Beijing plans to send a survey team to land on small East China Sea islands at the center of a bitter territorial dispute with Japan, state media reported Tuesday, in what would be a major escalation of the row.

Chinese marine surveillance vessels regularly patrol what Beijing says are its waters around the Diaoyu islands, prompting accusations of territorial incursions by Tokyo, which controls the outcrops and refers to them as the Senkakus.

Activists from Taiwan and Hong Kong have landed on the islands, which Taipei also claims, but no representative of the Beijing government has sought to do and any attempt would be seen as highly provocative.

The website of China National Radio reported the plan, citing an interview with Li Pengde, deputy head of the National Administration of Surveying, Mapping and Geoinformation.

Li said he wanted to carry out the survey "under conditions where the safety of the survey team can be guaranteed", the report quoted him as saying.
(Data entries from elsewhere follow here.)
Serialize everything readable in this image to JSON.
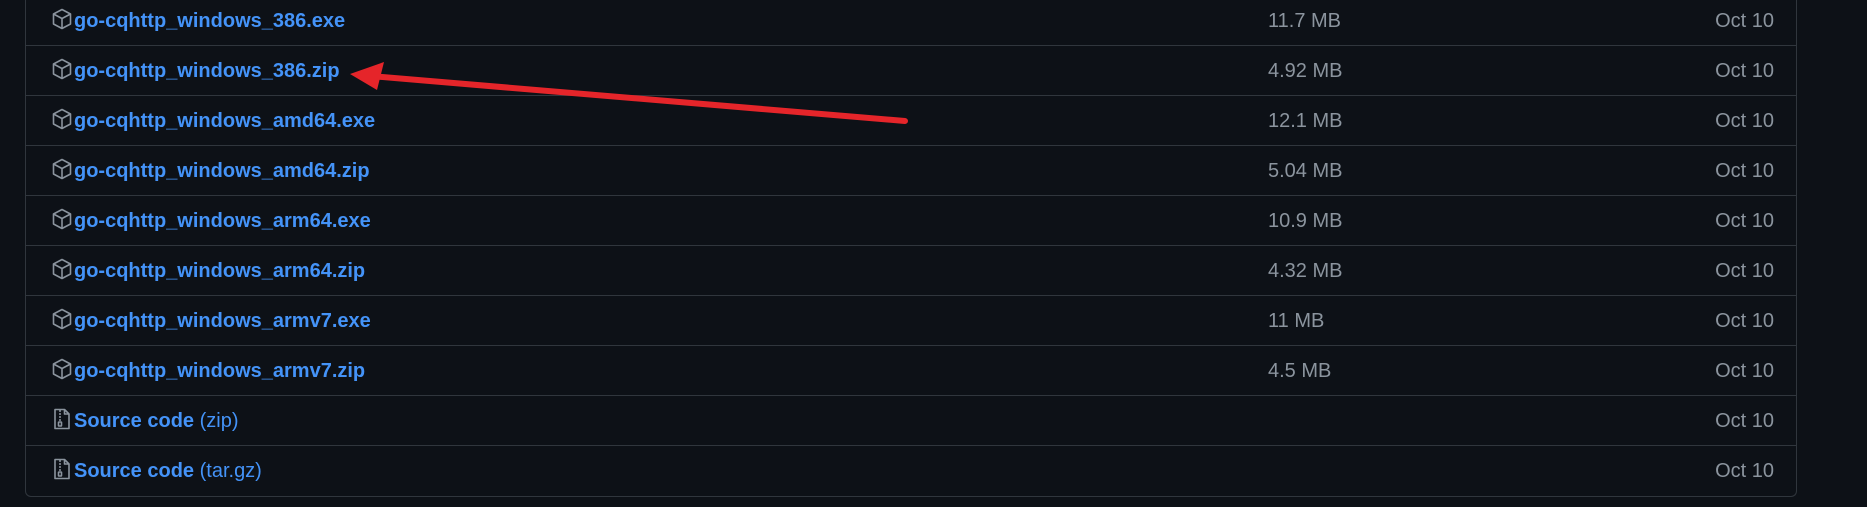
{
  "assets": [
    {
      "name": "go-cqhttp_windows_386.exe",
      "suffix": "",
      "size": "11.7 MB",
      "date": "Oct 10",
      "icon": "package-icon"
    },
    {
      "name": "go-cqhttp_windows_386.zip",
      "suffix": "",
      "size": "4.92 MB",
      "date": "Oct 10",
      "icon": "package-icon"
    },
    {
      "name": "go-cqhttp_windows_amd64.exe",
      "suffix": "",
      "size": "12.1 MB",
      "date": "Oct 10",
      "icon": "package-icon"
    },
    {
      "name": "go-cqhttp_windows_amd64.zip",
      "suffix": "",
      "size": "5.04 MB",
      "date": "Oct 10",
      "icon": "package-icon"
    },
    {
      "name": "go-cqhttp_windows_arm64.exe",
      "suffix": "",
      "size": "10.9 MB",
      "date": "Oct 10",
      "icon": "package-icon"
    },
    {
      "name": "go-cqhttp_windows_arm64.zip",
      "suffix": "",
      "size": "4.32 MB",
      "date": "Oct 10",
      "icon": "package-icon"
    },
    {
      "name": "go-cqhttp_windows_armv7.exe",
      "suffix": "",
      "size": "11 MB",
      "date": "Oct 10",
      "icon": "package-icon"
    },
    {
      "name": "go-cqhttp_windows_armv7.zip",
      "suffix": "",
      "size": "4.5 MB",
      "date": "Oct 10",
      "icon": "package-icon"
    },
    {
      "name": "Source code",
      "suffix": "(zip)",
      "size": "",
      "date": "Oct 10",
      "icon": "file-zip-icon"
    },
    {
      "name": "Source code",
      "suffix": "(tar.gz)",
      "size": "",
      "date": "Oct 10",
      "icon": "file-zip-icon"
    }
  ],
  "annotation": {
    "type": "red-arrow",
    "color": "#e5252a",
    "points_to": "go-cqhttp_windows_386.zip"
  },
  "colors": {
    "background": "#0d1117",
    "border": "#30363d",
    "link": "#4493f8",
    "muted": "#8b949e",
    "icon": "#8b949e"
  }
}
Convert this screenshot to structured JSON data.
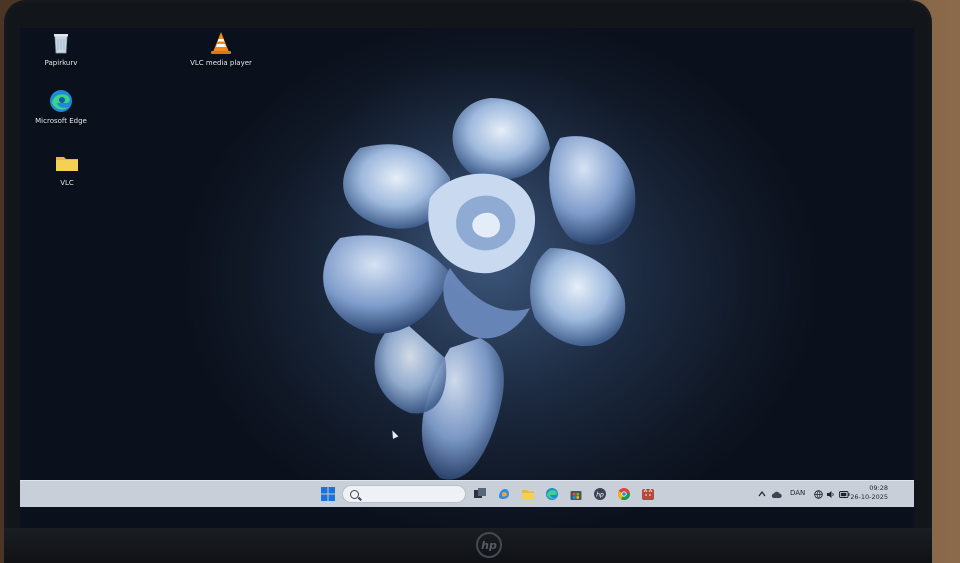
{
  "desktop": {
    "icons": [
      {
        "id": "recycle",
        "label": "Papirkurv",
        "icon": "recycle-bin-icon"
      },
      {
        "id": "vlc-player",
        "label": "VLC media player",
        "icon": "vlc-cone-icon"
      },
      {
        "id": "edge",
        "label": "Microsoft Edge",
        "icon": "edge-icon"
      },
      {
        "id": "vlc-folder",
        "label": "VLC",
        "icon": "folder-icon"
      }
    ]
  },
  "taskbar": {
    "search": {
      "placeholder": ""
    },
    "apps": [
      {
        "name": "start-button",
        "icon": "windows-logo-icon"
      },
      {
        "name": "task-view-button",
        "icon": "task-view-icon"
      },
      {
        "name": "copilot-button",
        "icon": "copilot-icon"
      },
      {
        "name": "file-explorer-button",
        "icon": "folder-icon"
      },
      {
        "name": "edge-button",
        "icon": "edge-icon"
      },
      {
        "name": "store-button",
        "icon": "store-icon"
      },
      {
        "name": "hp-app-button",
        "icon": "hp-icon"
      },
      {
        "name": "chrome-button",
        "icon": "chrome-icon"
      },
      {
        "name": "cat-app-button",
        "icon": "cat-icon"
      }
    ],
    "tray": {
      "language": "DAN",
      "time": "09:28",
      "date": "26-10-2025"
    }
  },
  "hardware": {
    "brand": "hp"
  },
  "colors": {
    "taskbar": "#c8cfd8",
    "wallpaper_dark": "#0b111c",
    "wallpaper_glow": "#2f4666",
    "flower": "#9db8dc"
  }
}
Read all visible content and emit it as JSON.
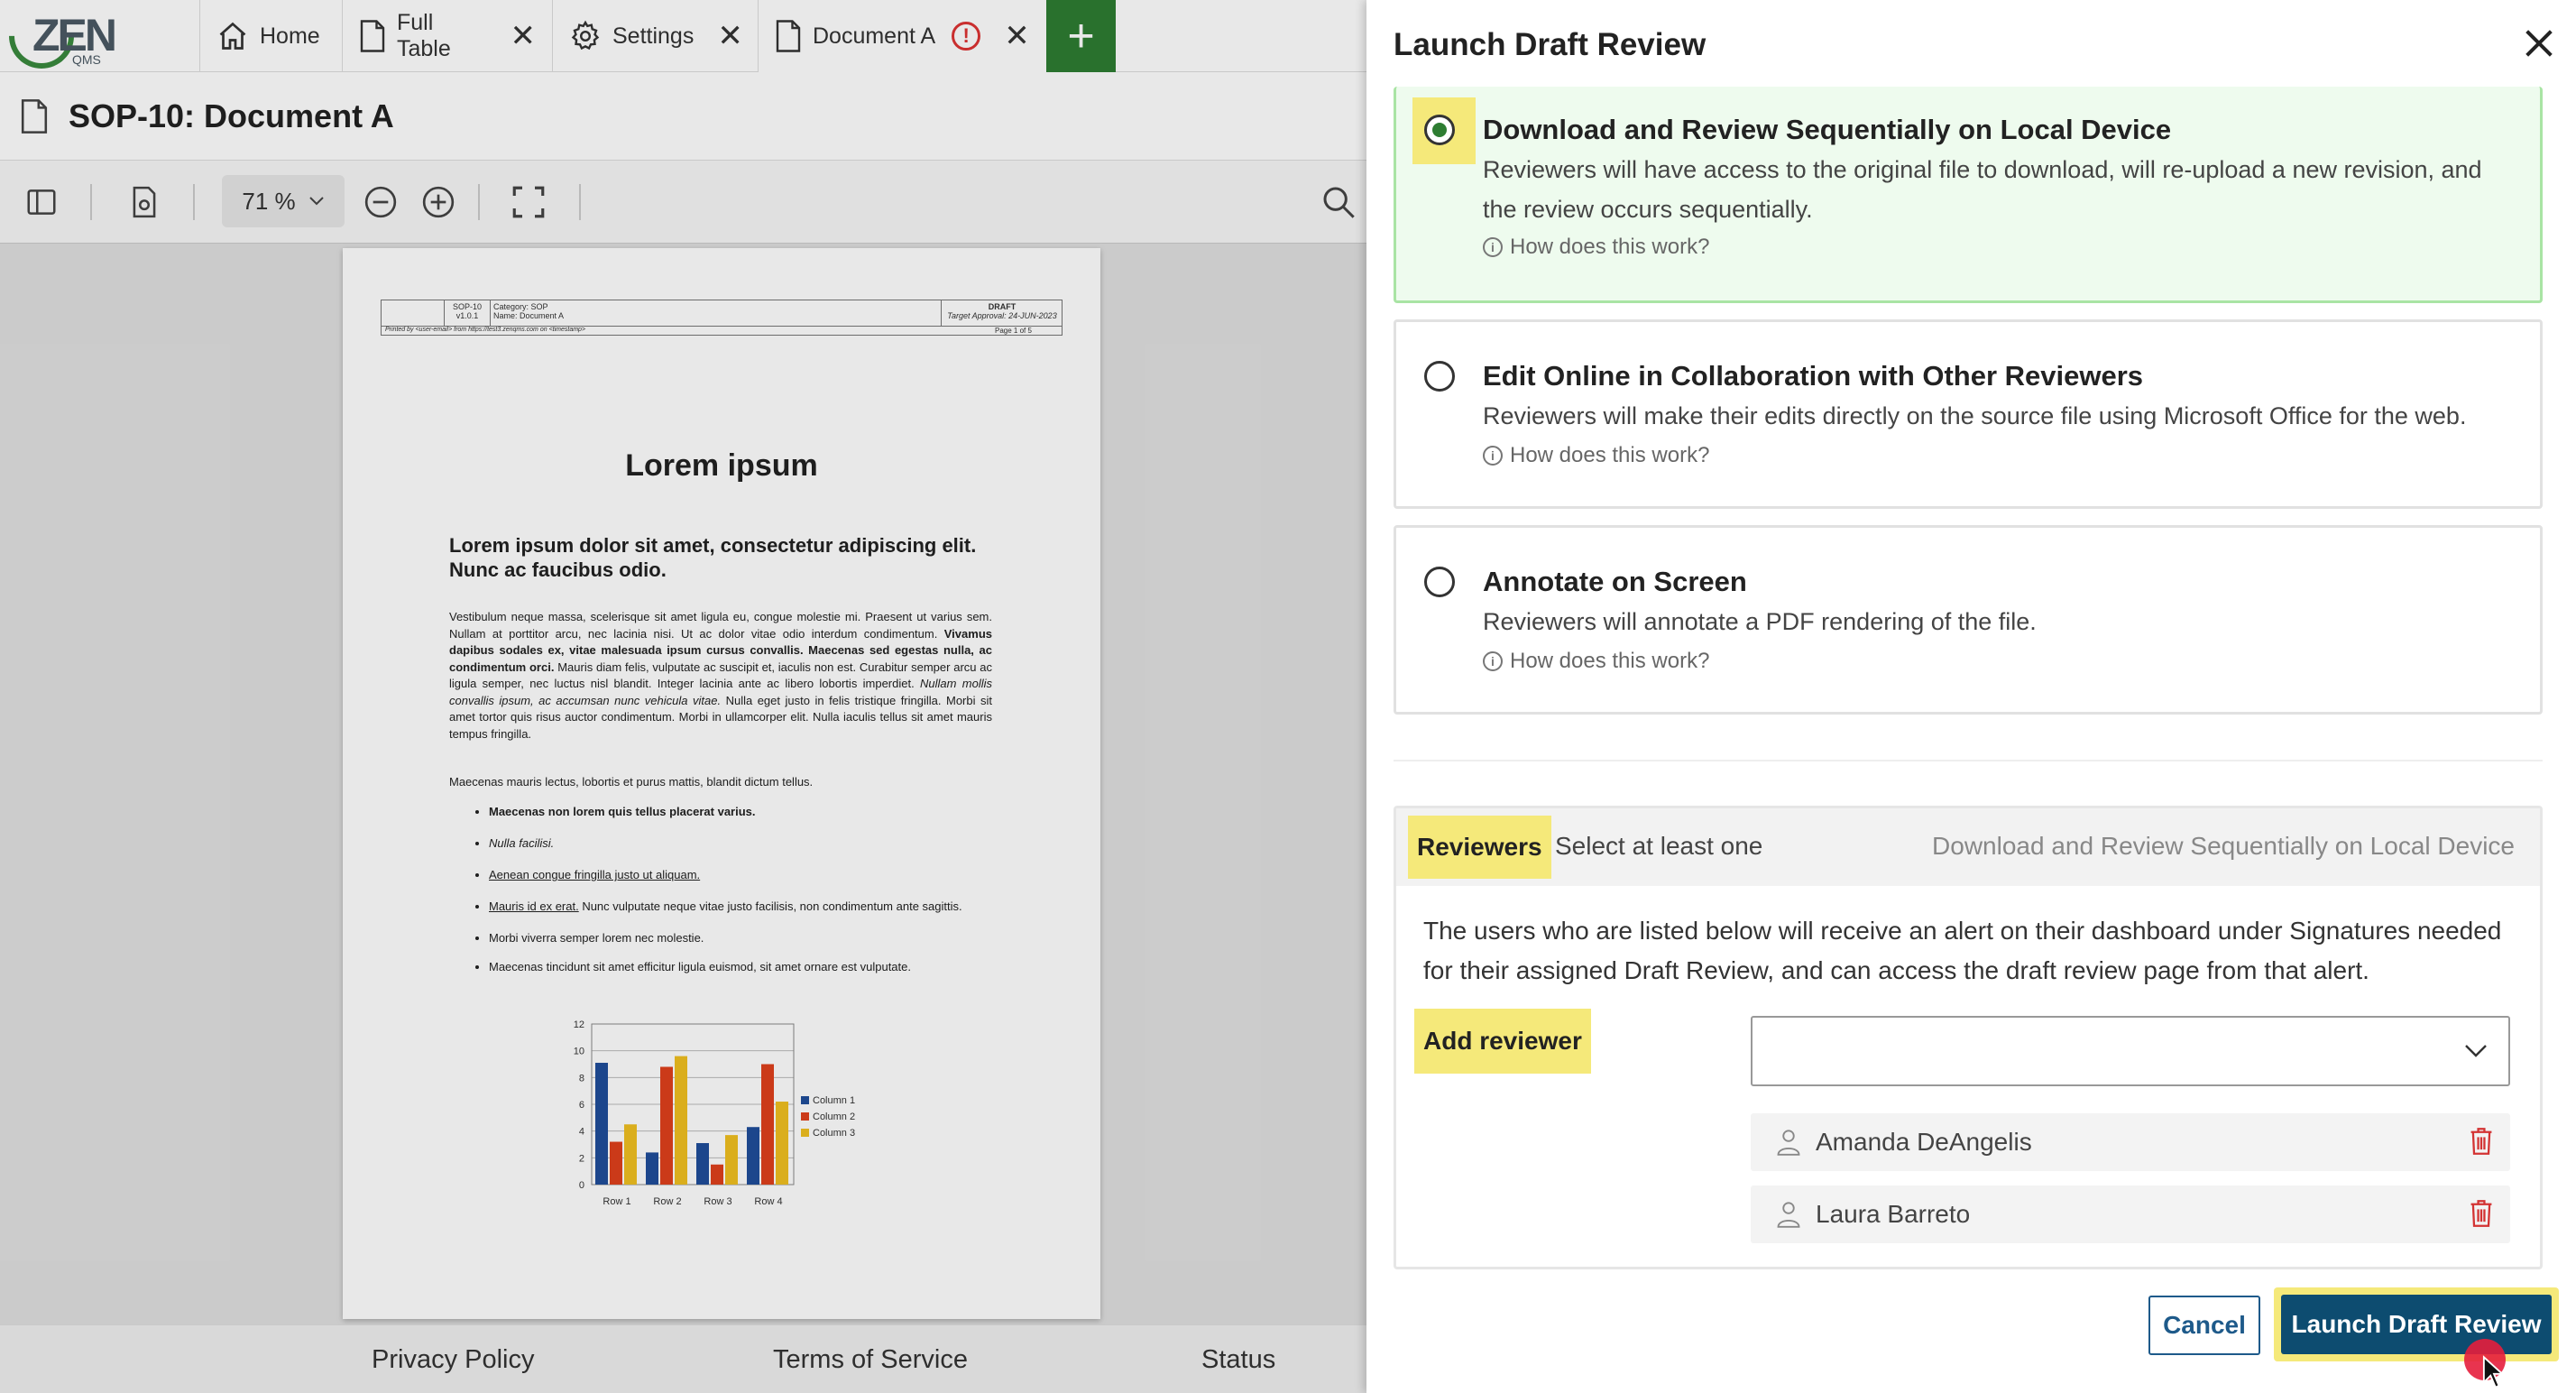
{
  "tabs": {
    "logo": {
      "zen": "ZEN",
      "qms": "QMS"
    },
    "items": [
      {
        "label": "Home",
        "icon": "home-icon"
      },
      {
        "label": "Full Table",
        "icon": "document-icon"
      },
      {
        "label": "Settings",
        "icon": "gear-icon"
      },
      {
        "label": "Document A",
        "icon": "document-icon",
        "alert": "!"
      }
    ],
    "add_label": "+"
  },
  "document": {
    "title": "SOP-10: Document A",
    "zoom": "71 %",
    "page": {
      "header": {
        "id": "SOP-10",
        "version": "v1.0.1",
        "category": "Category: SOP",
        "name": "Name: Document A",
        "status": "DRAFT",
        "target": "Target Approval: 24-JUN-2023",
        "printed": "Printed by <user-email> from https://test3.zenqms.com on <timestamp>",
        "page_of": "Page 1 of 5"
      },
      "heading": "Lorem ipsum",
      "subheading": "Lorem ipsum dolor sit amet, consectetur adipiscing elit. Nunc ac faucibus odio.",
      "para1_a": "Vestibulum neque massa, scelerisque sit amet ligula eu, congue molestie mi. Praesent ut varius sem. Nullam at porttitor arcu, nec lacinia nisi. Ut ac dolor vitae odio interdum condimentum. ",
      "para1_b": "Vivamus dapibus sodales ex, vitae malesuada ipsum cursus convallis. Maecenas sed egestas nulla, ac condimentum orci.",
      "para1_c": " Mauris diam felis, vulputate ac suscipit et, iaculis non est. Curabitur semper arcu ac ligula semper, nec luctus nisl blandit. Integer lacinia ante ac libero lobortis imperdiet. ",
      "para1_d": "Nullam mollis convallis ipsum, ac accumsan nunc vehicula vitae.",
      "para1_e": " Nulla eget justo in felis tristique fringilla. Morbi sit amet tortor quis risus auctor condimentum. Morbi in ullamcorper elit. Nulla iaculis tellus sit amet mauris tempus fringilla.",
      "para2": "Maecenas mauris lectus, lobortis et purus mattis, blandit dictum tellus.",
      "list": {
        "b1": "Maecenas non lorem quis tellus placerat varius.",
        "b2": "Nulla facilisi.",
        "b3": "Aenean congue fringilla justo ut aliquam.",
        "b4_link": "Mauris id ex erat.",
        "b4_rest": " Nunc vulputate neque vitae justo facilisis, non condimentum ante sagittis.",
        "b5": "Morbi viverra semper lorem nec molestie.",
        "b6": "Maecenas tincidunt sit amet efficitur ligula euismod, sit amet ornare est vulputate."
      }
    }
  },
  "chart_data": {
    "type": "bar",
    "categories": [
      "Row 1",
      "Row 2",
      "Row 3",
      "Row 4"
    ],
    "series": [
      {
        "name": "Column 1",
        "values": [
          9.1,
          2.4,
          3.1,
          4.3
        ],
        "color": "#1f4e9a"
      },
      {
        "name": "Column 2",
        "values": [
          3.2,
          8.8,
          1.5,
          9.0
        ],
        "color": "#e0401c"
      },
      {
        "name": "Column 3",
        "values": [
          4.5,
          9.6,
          3.7,
          6.2
        ],
        "color": "#f0c020"
      }
    ],
    "yticks": [
      "0",
      "2",
      "4",
      "6",
      "8",
      "10",
      "12"
    ],
    "ylim": [
      0,
      12
    ],
    "grid": true,
    "legend": "right"
  },
  "footer": {
    "privacy": "Privacy Policy",
    "terms": "Terms of Service",
    "status": "Status"
  },
  "drawer": {
    "title": "Launch Draft Review",
    "options": [
      {
        "title": "Download and Review Sequentially on Local Device",
        "desc": "Reviewers will have access to the original file to download, will re-upload a new revision, and the review occurs sequentially.",
        "how": "How does this work?",
        "selected": true
      },
      {
        "title": "Edit Online in Collaboration with Other Reviewers",
        "desc": "Reviewers will make their edits directly on the source file using Microsoft Office for the web.",
        "how": "How does this work?",
        "selected": false
      },
      {
        "title": "Annotate on Screen",
        "desc": "Reviewers will annotate a PDF rendering of the file.",
        "how": "How does this work?",
        "selected": false
      }
    ],
    "reviewers": {
      "label": "Reviewers",
      "hint": "Select at least one",
      "mode": "Download and Review Sequentially on Local Device",
      "note": "The users who are listed below will receive an alert on their dashboard under Signatures needed for their assigned Draft Review, and can access the draft review page from that alert.",
      "add_label": "Add reviewer",
      "list": [
        {
          "name": "Amanda DeAngelis"
        },
        {
          "name": "Laura Barreto"
        }
      ]
    },
    "cancel": "Cancel",
    "launch": "Launch Draft Review"
  },
  "colors": {
    "brand_green": "#2e7d32",
    "highlight": "#f5e97a",
    "primary_button": "#0d4c70",
    "delete_red": "#d33333"
  }
}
He did not say when the unit would be dispatched but the report cited him as saying it would be as soon as possible.

Li said a survey was needed as there were limits to map-making from aerial images.

Tokyo would be likely to try to prevent any Chinese government survey. The Japanese coastguard has stopped some civilian activists from landing, while others were arrested after raising Chinese flags on the islands.

As the dispute has escalated, both sides have scrambled jets to ward off moves by the other and in February Japan alleged a Chinese frigate had locked its weapons-targeting radar on one of its destroyers. Beijing denied the accusation.

The report on the cartographical plan comes after state media in January quoted a mapping administration official as saying China intended to survey the islands.

That official, however, alluded to "difficulties in landing on some islands" due to their being occupied, although Japan was not mentioned by name.

Beijing is also at odds with several Southeast Asian countries, including the Philippines, over islands in the South China Sea.